Ela não está infeliz, mas isso muda quando o diretor da emissora para a qual trabalha decide trocá-la por uma apresentadora mais jovem. Com raiva, ela atende o telefone para ouvir uma voz misteriosa que oferece a ela a tal substância do título, capaz de deixá-la mais jovem, mas com um porém seu corpo é o mesmo, e se alterna entre a versão novinha e a mais velha toda semana.
Não demora muito até ela ficar obcecada com a novinha, que a leva a desrespeitar a bula do “ativador” e fazer do filme um “body horror” um terror a partir de violações gráficas do corpo humano, como os de David Cronenberg, uma de suas influências e com quem competiu em Cannes.

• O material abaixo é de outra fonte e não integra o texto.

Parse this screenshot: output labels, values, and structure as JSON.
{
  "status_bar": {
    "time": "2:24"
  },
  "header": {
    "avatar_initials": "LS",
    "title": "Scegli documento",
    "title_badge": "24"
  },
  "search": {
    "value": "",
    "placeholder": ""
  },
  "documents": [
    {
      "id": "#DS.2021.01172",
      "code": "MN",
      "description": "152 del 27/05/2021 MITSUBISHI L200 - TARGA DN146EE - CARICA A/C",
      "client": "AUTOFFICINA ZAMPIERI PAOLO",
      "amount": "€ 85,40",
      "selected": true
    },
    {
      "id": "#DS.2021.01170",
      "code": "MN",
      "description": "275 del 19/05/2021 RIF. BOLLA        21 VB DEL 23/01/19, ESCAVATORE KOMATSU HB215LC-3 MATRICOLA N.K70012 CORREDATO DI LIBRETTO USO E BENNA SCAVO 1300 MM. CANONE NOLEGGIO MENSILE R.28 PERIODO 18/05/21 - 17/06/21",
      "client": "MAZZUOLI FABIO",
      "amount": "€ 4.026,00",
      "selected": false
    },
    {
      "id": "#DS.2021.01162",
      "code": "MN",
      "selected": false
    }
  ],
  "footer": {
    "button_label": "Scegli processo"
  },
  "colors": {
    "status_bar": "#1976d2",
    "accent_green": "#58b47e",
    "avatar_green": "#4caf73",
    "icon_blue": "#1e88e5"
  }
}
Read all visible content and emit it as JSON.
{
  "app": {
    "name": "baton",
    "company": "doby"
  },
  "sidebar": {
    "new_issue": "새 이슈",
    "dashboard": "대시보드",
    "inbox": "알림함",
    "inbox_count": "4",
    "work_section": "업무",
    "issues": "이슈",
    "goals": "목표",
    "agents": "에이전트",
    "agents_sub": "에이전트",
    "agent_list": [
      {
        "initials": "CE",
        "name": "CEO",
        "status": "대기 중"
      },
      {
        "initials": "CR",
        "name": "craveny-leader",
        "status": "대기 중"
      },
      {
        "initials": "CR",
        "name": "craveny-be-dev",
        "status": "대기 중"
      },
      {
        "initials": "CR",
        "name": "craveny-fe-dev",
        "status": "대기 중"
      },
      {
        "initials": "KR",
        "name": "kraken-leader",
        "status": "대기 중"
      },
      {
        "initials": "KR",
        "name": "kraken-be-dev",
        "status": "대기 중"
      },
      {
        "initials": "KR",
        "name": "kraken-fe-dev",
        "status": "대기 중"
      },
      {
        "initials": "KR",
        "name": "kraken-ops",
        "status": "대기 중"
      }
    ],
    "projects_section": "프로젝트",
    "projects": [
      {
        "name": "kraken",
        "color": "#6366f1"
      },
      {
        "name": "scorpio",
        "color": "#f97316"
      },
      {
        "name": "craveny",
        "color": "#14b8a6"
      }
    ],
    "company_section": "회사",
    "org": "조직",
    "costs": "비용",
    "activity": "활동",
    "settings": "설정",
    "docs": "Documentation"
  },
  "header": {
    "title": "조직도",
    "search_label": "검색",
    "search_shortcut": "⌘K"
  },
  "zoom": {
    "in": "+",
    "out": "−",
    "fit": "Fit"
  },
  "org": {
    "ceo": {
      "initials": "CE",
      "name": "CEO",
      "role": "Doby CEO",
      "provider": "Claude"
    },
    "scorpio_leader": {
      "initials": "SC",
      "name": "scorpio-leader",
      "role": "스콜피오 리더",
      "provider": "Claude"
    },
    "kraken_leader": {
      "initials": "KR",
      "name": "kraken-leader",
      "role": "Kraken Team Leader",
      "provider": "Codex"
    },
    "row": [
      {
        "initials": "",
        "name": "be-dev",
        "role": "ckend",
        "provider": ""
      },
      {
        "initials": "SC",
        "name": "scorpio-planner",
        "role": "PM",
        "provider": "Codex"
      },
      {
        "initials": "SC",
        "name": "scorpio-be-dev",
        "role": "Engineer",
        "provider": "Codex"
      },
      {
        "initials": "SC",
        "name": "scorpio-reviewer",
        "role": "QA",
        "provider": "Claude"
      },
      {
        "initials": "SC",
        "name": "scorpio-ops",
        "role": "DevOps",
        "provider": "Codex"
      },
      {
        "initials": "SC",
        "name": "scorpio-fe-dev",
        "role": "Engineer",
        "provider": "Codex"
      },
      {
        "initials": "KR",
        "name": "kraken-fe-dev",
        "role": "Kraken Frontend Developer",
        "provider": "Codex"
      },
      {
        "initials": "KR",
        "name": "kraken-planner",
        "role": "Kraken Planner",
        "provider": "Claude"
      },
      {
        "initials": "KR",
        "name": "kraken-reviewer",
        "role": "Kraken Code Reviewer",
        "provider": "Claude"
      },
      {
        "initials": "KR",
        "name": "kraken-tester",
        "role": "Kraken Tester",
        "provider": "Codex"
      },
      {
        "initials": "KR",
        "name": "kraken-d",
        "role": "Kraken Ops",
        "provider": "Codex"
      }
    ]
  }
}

Mas não é só a trajetória de Branca de Neve que “A Substância” emula. A presença de um retrato seu reluzente, na parede da sala, remete a “O Retrato de Dorian Gray”, e a relação tóxica entre criador e criatura ecoa “Frankenstein”. “É um filme que bebe de muitos mitos que criamos para lidar com o fato de que vamos todos acabar um dia, de que nossa condição fundamental enquanto seres humanos é sermos mortais”, diz Fargeat.
E há paralelos também com a vida real no caso, a de Demi Moore. Objeto de desejo na Hollywood dos anos 1980 e 1990, a estrela de “Ghost” caiu no ostracismo nas últimas duas décadas, e viu sua aparência ser criticada pelo público, aos 61 anos de idade.
Cirurgias plásticas mudavam seu rosto diante das câmeras, enquanto Moore claramente cedia à pressão de uma indústria que, historicamente, espalha o machismo e o etarismo por meio de produções que reforçam padrões de beleza inatingíveis e papéis de gênero engessados.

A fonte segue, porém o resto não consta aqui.